Guccifer 2.0 Leaks Have Renewed Concerns About Public Corruption
Leaks from Guccifer 2.0 have created buzz on social networking sites regarding an uncomfortably close relationship between major donors to the Democratic National Committee and employment in important positions in the Obama Administration. While ambassadorships to minor unimportant countries have often been a reward for major political donors, concerns that important positions (e.g Ambassador to the United Kingdom, Chairman of the Federal Communications Commission, etc.) are being given to party donors on the basis of monetary payments rather than merit raises the specter of public corruption. The Guccifer information also suggests the timing of the donations seems to precede starting in the job – suggesting a direct “pay to play” relationship. Below are the names of the DNC donors and the positions they are alleged to have received based on their donations.
Corruption Concerns Are Mainstream
While the Guccifer 2.0 leaks are primarily discussed on popular websites such as reddit, the concern with government corruption has become a staple of mainstream press. Investors Business Daily has recently run an unflattering article on the Clinton and Kerry State Departments. The article alleged that Secretary Kerry colluded to award $9 Million worth of multiple no-bid contracts to his daughters non-profit. The article also suggests that Hillary Rodham Clinton accepted money from Russian interests in return for encouraging American information technology companies to invest in Russia – a possible violation of U.S. technology transfer laws (Investors Business Daily).
In 2011 Newsweek reported on Peter Schweizers book “Throw Them All Out: How Politicians and Their Friends Get Rich Off of Insider Stock Tips, Land Deals, and Cronyism That Would Send the Rest of Us to Prison“. The Newsweek review indicated that due to Congress’ advance knowledge of legislative activity, they are able to structure investment purchases in a way that regular citizens are not. From the review:
One of the more dramatic episodes in the book recounts the trading activity of Republican Rep. Spencer Bachus, of Alabama, who was privy to sensitive high-level meetings during the 2008 financial crisis and proceeded to make a series of profitable stock-option trades.

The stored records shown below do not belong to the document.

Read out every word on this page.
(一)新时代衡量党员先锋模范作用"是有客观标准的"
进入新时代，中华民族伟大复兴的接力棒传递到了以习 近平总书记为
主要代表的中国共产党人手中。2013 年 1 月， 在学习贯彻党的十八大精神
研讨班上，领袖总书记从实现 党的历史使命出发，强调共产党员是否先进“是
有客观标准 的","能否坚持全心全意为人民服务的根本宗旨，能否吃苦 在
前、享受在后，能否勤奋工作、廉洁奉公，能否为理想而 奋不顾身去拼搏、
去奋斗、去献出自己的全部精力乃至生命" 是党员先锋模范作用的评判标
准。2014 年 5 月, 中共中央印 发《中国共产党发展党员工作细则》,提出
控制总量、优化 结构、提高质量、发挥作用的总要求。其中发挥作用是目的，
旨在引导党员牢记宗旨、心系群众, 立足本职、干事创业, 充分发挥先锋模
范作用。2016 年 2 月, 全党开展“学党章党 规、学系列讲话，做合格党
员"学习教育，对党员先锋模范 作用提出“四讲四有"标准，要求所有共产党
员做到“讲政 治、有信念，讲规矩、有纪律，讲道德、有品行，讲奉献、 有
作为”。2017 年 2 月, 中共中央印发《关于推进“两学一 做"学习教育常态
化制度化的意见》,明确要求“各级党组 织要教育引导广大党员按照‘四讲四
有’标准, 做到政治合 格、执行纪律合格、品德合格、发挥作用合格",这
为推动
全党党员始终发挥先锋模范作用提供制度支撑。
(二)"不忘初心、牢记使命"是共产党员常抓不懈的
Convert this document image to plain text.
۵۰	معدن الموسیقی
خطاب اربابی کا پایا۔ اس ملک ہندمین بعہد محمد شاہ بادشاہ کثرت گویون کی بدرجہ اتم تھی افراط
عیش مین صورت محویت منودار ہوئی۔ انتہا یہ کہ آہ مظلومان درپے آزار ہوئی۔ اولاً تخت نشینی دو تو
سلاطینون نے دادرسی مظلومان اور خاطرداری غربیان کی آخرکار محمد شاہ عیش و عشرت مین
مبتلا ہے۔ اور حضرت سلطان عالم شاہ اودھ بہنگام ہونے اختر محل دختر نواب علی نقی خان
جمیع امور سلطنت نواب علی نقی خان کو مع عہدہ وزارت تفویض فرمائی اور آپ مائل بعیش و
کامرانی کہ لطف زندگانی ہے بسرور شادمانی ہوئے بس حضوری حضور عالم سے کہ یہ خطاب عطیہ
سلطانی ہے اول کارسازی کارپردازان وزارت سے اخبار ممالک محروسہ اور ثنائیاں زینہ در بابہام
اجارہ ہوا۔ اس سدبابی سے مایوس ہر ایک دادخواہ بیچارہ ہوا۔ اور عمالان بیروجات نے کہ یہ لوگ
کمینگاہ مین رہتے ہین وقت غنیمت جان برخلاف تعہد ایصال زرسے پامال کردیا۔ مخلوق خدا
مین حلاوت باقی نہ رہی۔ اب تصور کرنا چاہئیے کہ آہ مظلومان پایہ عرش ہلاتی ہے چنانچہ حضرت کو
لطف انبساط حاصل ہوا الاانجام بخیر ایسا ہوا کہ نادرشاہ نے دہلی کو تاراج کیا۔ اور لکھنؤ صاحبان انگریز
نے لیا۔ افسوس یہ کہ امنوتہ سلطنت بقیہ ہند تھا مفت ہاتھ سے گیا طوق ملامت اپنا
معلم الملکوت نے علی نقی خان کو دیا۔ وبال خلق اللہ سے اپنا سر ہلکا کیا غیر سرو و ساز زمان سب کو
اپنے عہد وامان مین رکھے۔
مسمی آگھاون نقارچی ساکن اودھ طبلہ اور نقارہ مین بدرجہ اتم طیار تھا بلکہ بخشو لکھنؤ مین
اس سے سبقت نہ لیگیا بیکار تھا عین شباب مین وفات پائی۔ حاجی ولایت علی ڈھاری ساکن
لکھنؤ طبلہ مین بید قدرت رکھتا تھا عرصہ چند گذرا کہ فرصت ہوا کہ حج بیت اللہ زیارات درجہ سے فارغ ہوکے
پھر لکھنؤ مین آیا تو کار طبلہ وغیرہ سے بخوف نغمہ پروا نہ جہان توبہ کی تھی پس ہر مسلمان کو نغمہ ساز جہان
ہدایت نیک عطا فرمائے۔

Bachus was known in the House as a guy who liked to play the market, and in fact he was pretty good at it; one year, he reported a capital gain in excess of $150,000 from his trading activities. More striking is that Bachus boldly carried forth his trading in the teeth of the impending financial collapse, the nightmarish dimensions of which he had learned about first-hand in confidential briefings…On Sept. 19, 2008, after attending two such briefings, Bachus bought options in an index fund (ProShares UltraShort QQQ) that effectively amounted to a bet that the market would fall. That is indeed what happened, and, on Sept. 23, Bachus sold his “short” options…—nearly doubling his investment in four days.
Source: Newsweek 2011.
Government Corruption A Bipartisan Problem
Concerns about government corruption are not limited to the left side of the public isle, in what is being called the “Pay to Look the Other Way scandal” in Florida the Donald Trump Campaign is under scrutiny for payments made to Republican attorney General Pam Bondi (shown here). Bondi is under criticism after her re-election super PAC accepted $25,000 from the Trump Foundation. A short time later, Bondi’s office declined to pursue a case against Donald Trump University in Florida, even though her office had received complaints and other states had decided to pursue charges against the organization (Lawnewz.com). Bondi’s office denies any relationship, however the timing of payments has strongly suggested political favoritism (Public News Service).
Government Corruption Protects Inefficient and Law Breaking Companies
Corruption isn’t just an abstract concern that happens in other countries. When corruption is allowed to become part of the political process, it has the potential to greatly impact the consumer. This is because corruption allows inefficient or law breaking companies to operate by shielding firms with political connections from market forces or from legal penalty for statutory violations.
For example, Carrie Tolsted (shown here), the disgraced executive who oversaw the Wells Fargo “cross selling”/”zombie account” scandal donated heavily to the reelection campaigns of Democratic Presidential Candidate Hillary Clinton and sitting senators Jon Tester, Charles Schumer and Mark Warner (here). All of whom sat on Senatorial Committees overseeing the nation’s banking system. The impact of the cross selling scandal was that tens of thousands of Well Fargo’s customers were victimized. While evidence for a quid-pro-quo between Tolsted and Congress is absent, the broader effects of cronyism are uncontroversial. Regular people continue to be victimized when effective controls are absent.